6. Take the distance between the newels - 74" - and subtract the space the balusters will occupy - 19.5" - and that gives you 54.5" which is your opening space.
7. 13 balusters means you will have 14 spaces between so divide 54.5"/14 and that gives you 3 7/8" space between the balusters.

Easy to do once you know how but gets a little cumbersome doing it time and time again. 

There is an app for the iPhone called BalusterPro that I use now that will do these calcs for you in seconds that works pretty well. Here's a link...www.gabrioconstruction.com

Good luck


----------



## My Old House (May 1, 2009)

According to US building codes, ballusters need to be located so that a 4" sphere cannot pass through the guardrail up to a height of 36" above the floor surface. The code expands this limit to a 6" sphere between 36-42" AFF, but it looks like you will not need to worry about that . . . so this is the only rule you need to follow. 

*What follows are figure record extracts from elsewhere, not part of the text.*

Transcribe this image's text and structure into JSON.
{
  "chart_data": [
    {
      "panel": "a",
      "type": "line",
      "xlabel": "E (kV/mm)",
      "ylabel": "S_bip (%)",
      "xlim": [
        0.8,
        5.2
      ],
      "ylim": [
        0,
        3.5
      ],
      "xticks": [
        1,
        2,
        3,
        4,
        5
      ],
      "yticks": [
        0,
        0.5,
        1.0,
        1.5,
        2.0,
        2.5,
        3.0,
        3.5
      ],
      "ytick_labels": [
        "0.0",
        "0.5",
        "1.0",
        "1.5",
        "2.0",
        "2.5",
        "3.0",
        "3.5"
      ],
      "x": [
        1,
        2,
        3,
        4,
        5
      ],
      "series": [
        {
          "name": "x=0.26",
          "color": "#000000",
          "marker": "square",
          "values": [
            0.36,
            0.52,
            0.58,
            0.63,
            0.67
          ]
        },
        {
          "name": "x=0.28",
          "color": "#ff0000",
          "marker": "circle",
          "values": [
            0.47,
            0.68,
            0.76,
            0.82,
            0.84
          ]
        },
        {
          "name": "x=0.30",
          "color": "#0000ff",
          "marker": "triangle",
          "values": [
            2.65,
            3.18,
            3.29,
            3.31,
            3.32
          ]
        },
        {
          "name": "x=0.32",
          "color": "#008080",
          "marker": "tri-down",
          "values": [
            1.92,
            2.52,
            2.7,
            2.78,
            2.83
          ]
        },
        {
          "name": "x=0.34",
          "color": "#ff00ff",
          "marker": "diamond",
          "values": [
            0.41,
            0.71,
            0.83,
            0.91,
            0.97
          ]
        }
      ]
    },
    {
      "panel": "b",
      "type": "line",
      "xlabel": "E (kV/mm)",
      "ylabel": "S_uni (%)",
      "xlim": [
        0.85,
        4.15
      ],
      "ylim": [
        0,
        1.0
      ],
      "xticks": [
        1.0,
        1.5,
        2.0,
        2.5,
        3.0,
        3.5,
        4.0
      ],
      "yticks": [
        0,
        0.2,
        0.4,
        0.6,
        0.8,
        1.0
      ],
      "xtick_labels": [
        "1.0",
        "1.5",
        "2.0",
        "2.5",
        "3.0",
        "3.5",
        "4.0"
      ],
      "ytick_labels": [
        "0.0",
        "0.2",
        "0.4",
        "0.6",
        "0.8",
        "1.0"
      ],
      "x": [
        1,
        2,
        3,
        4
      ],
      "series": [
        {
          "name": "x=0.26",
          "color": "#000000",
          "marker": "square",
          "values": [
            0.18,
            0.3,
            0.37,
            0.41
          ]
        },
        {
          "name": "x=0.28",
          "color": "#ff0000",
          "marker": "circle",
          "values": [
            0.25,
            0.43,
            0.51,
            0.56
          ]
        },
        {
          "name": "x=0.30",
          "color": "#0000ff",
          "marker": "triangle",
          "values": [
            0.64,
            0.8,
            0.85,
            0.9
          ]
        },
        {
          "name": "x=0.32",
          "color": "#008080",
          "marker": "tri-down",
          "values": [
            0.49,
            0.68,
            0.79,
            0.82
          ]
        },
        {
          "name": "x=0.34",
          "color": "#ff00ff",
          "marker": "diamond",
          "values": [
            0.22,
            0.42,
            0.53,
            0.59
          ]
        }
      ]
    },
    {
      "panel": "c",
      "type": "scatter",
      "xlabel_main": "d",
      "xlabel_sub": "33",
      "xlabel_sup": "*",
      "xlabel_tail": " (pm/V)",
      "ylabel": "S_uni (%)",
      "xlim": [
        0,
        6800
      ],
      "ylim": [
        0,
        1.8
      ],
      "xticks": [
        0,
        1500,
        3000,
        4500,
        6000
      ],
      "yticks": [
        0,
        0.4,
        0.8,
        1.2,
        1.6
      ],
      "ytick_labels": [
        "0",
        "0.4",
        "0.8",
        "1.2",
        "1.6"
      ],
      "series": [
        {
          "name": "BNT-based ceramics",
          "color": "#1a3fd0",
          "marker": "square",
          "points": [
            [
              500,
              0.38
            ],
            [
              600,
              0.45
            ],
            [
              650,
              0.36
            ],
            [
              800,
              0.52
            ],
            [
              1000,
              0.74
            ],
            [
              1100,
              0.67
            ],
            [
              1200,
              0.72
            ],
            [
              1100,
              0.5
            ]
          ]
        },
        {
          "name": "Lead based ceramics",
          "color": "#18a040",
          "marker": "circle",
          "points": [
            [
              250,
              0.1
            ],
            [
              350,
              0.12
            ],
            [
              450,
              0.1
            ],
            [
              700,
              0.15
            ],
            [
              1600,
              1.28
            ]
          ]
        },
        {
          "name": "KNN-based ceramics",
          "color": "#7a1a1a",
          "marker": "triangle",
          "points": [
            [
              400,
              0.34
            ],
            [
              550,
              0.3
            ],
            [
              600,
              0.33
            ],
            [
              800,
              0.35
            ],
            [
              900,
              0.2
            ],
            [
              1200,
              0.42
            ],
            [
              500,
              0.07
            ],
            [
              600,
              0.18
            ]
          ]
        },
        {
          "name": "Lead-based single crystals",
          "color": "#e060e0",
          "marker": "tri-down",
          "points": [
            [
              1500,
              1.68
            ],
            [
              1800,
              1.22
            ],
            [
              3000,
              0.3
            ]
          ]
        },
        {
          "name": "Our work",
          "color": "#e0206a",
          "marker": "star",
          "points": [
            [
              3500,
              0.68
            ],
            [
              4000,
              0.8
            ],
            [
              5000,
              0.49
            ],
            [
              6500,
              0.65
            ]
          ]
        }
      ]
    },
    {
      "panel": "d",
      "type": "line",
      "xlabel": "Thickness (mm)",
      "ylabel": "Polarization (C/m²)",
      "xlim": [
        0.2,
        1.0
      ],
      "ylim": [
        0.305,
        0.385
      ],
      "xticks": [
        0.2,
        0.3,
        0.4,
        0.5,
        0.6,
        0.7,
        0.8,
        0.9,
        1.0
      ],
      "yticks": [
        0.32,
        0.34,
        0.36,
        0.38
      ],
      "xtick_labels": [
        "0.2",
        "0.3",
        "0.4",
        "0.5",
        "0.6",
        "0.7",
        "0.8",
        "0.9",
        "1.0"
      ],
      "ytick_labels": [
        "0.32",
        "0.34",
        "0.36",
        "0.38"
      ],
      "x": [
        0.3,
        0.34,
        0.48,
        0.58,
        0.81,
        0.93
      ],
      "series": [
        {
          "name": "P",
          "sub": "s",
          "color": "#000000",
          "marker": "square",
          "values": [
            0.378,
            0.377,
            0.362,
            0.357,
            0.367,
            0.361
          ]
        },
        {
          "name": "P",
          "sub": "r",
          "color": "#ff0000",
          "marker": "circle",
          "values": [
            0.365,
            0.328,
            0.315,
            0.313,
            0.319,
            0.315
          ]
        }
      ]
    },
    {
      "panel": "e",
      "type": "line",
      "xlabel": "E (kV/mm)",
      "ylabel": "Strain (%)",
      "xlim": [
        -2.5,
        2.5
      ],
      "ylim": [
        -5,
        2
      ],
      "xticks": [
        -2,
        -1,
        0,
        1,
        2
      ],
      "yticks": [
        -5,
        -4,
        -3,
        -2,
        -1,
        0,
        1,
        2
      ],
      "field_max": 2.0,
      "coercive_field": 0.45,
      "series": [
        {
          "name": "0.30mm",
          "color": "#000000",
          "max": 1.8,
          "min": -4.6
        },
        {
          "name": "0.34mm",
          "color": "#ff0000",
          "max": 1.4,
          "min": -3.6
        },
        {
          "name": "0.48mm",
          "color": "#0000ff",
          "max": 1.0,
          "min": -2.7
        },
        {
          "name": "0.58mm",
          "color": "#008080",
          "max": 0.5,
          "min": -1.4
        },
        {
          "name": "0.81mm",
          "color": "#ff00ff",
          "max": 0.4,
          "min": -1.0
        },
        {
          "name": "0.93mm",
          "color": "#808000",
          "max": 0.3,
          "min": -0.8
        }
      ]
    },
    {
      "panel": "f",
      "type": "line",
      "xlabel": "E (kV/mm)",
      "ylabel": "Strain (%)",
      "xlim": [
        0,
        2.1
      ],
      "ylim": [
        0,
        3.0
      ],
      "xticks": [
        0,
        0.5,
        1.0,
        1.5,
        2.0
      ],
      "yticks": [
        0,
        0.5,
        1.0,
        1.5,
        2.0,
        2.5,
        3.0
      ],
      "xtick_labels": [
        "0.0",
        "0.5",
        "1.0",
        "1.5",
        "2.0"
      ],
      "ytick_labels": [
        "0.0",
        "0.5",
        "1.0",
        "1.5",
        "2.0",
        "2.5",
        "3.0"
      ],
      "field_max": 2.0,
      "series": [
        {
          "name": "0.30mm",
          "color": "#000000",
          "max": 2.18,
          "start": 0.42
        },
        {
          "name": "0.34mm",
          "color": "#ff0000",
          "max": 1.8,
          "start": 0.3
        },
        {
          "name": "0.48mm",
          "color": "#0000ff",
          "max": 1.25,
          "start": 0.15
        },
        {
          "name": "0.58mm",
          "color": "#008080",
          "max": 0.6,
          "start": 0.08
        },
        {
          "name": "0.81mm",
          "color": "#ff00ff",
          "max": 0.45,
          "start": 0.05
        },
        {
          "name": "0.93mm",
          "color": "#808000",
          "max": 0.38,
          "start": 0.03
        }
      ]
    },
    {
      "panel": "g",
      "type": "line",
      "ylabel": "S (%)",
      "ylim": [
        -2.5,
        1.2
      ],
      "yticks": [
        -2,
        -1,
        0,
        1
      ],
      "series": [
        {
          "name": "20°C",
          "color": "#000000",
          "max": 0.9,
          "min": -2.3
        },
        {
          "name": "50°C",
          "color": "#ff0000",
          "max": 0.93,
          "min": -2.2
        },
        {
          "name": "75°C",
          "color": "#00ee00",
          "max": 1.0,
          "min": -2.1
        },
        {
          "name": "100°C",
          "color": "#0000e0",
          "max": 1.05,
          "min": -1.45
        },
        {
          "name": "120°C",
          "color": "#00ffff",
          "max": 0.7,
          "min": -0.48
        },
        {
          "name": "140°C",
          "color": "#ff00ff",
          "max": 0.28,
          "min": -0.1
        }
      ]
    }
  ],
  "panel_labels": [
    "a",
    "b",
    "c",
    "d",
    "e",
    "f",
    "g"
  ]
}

As for how to place the ballusters to copmly with this code - just measure the distance between posts (in inches) and divide that number by (4"+thickness of balluster at its narrowest point) = 6.5" in your case. Then add the remainder (less than 6.5") to 6.5" and divide by two - or just locate the midpoint between posts and either (a) center a balluster at this location, or (b) center the gap between ballusters at this point. Work your way outward from the midpoints.


----------



## Chippy21 (May 2, 2010)

*Perfect uncomplicated spindle spacings*

I read all the posts here and got so confused! After trawling the internet the simplest and most accurate way I could find was at
http://www.carpentry-tips-and-tricks.com/Spindle-spacing.html.
I think it makes it loads easier just working in millimetres instead of trying to divide inches/fractions which is complicated! 
Here is a quick breakdown,
Put the spindles in situ, all against each other.
Measure the remaining space horizontally to the newel post.
Divide this number by the number of spacings (one more than the number of spindles)
Et voila! this is the space between each. If its more than 100mm add another spindle to the mix and recalculate. I had spaces of 85mm, which looked smart. Best thing about it - the missus is happy :wink:

Hope this helps :thumbup:


----------